Comment écrire un roman ? – Généralités

…..Un tel titre n’est là – bien entendu – qu’exclusivement pour ranker dans Google. Ceci étant dit, passons au fond :

…..L’idée même de poser la question, à mon sens, est totalement débile.

…..Bon, avant que vous ne grimpiez aux rideaux, je m’explique : Personnellement, en ce qui me concerne, moi je pense que c’est le format qui s’impose à vous, pas l’inverse. Tout dépend de ce que pour voulez raconter ou dire. Un poème peut suffire, une nouvelle de trois pages peut suffire. Le roman n’est là que pour exposer plus longuement une histoire, une idée, une pensée, un ressentiment. En gros, c’est pour les bavards. Si vous avez l’idée d’écrire un roman parce que « c’est le format standard qui se vend le mieux », vous pouvez vous barrer tout de suite, cet article ne vous apportera rien, il y a écrit « Comment écrire un roman ? » pas « Comment écrire un roman à succès » ou, comme on dit now : un « Bête c’est l’ère ».
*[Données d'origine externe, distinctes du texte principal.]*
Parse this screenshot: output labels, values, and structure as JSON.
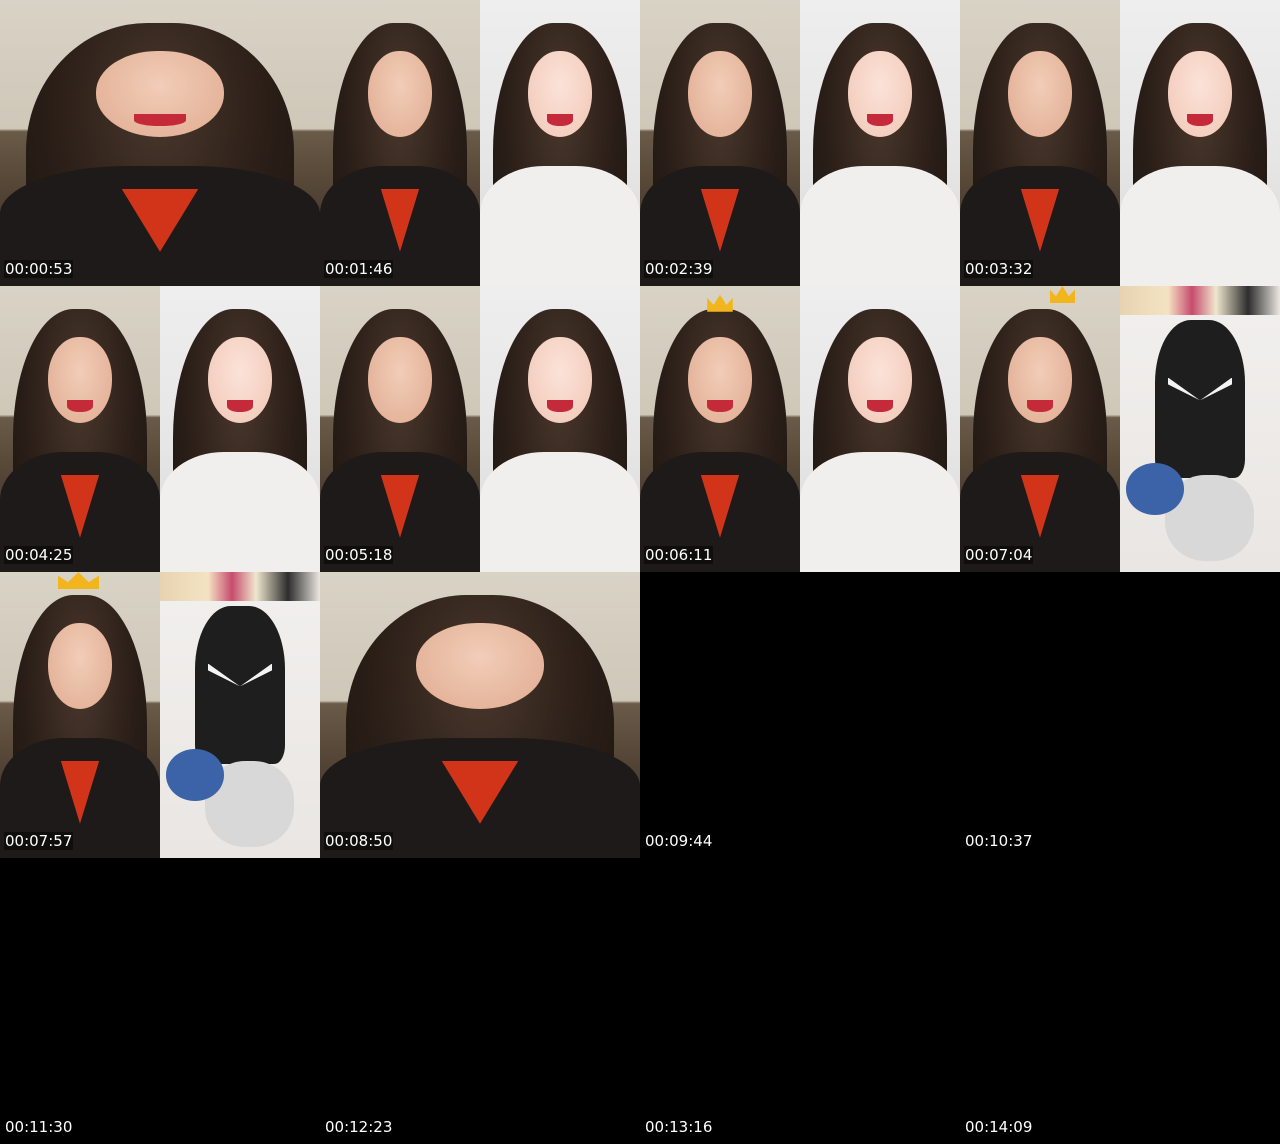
{
  "timestamps": [
    "00:00:53",
    "00:01:46",
    "00:02:39",
    "00:03:32",
    "00:04:25",
    "00:05:18",
    "00:06:11",
    "00:07:04",
    "00:07:57",
    "00:08:50",
    "00:09:44",
    "00:10:37",
    "00:11:30",
    "00:12:23",
    "00:13:16",
    "00:14:09"
  ],
  "colors": {
    "background": "#000000",
    "timestamp_text": "#ffffff",
    "shirt": "#d2341a",
    "crown": "#f2b51e"
  }
}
…..Pour ma part je n’ai encore jamais été publié – même si j’ai failli l’être (voir dans les premières chronique de La Cave), mais mon caractère aidant… Bref ! –  pourtant j’ai torché deux pavés et je suis en train de galérer sur le troisième. Aussi permettez-moi d’attendre d’être un peu vendu avant de vous dire comment faire et partager le morceau de tarte. Y’a un proverbe de circonstance que j’adore : Ceux qui savent le faire le font, ceux qui ne le savent pas l’enseignent… Regardez autour de vous avec cette phrase dans la tête et kiffez !

…..Ceci étant dit, komen kon fé ? Quelques réponses issues de mon expérience à ce sujet :

 

…..1 – On ne fait rien. Lorsque j’ai écrit mon premier roman, je ne savais même pas que j’étais en train de le faire. En réalité ça a commencé par une nouvelle que j’ai fait lire à ma meilleure amie (oui, c’est une fille, mais si t’y touches je te les coupe et j’en fais de la poudre pour les poules) et c’est elle qui m’a tannée pour en écrire la suite. J’ai donc poursuivi avec ce que j’avais à dire à ce moment-là, et jusqu’au dernier moment ou presque, je n’avais aucune idée de la fin (qui m’a valu d’ailleurs quelques ennuis même si je la trouve pas particulièrement géniale, j’en reparlerais sans doute). C’est à mi-chemin, vu la longueur que cela commençait à prendre, que je me suis dit « je suis en train d’écrire un roman ».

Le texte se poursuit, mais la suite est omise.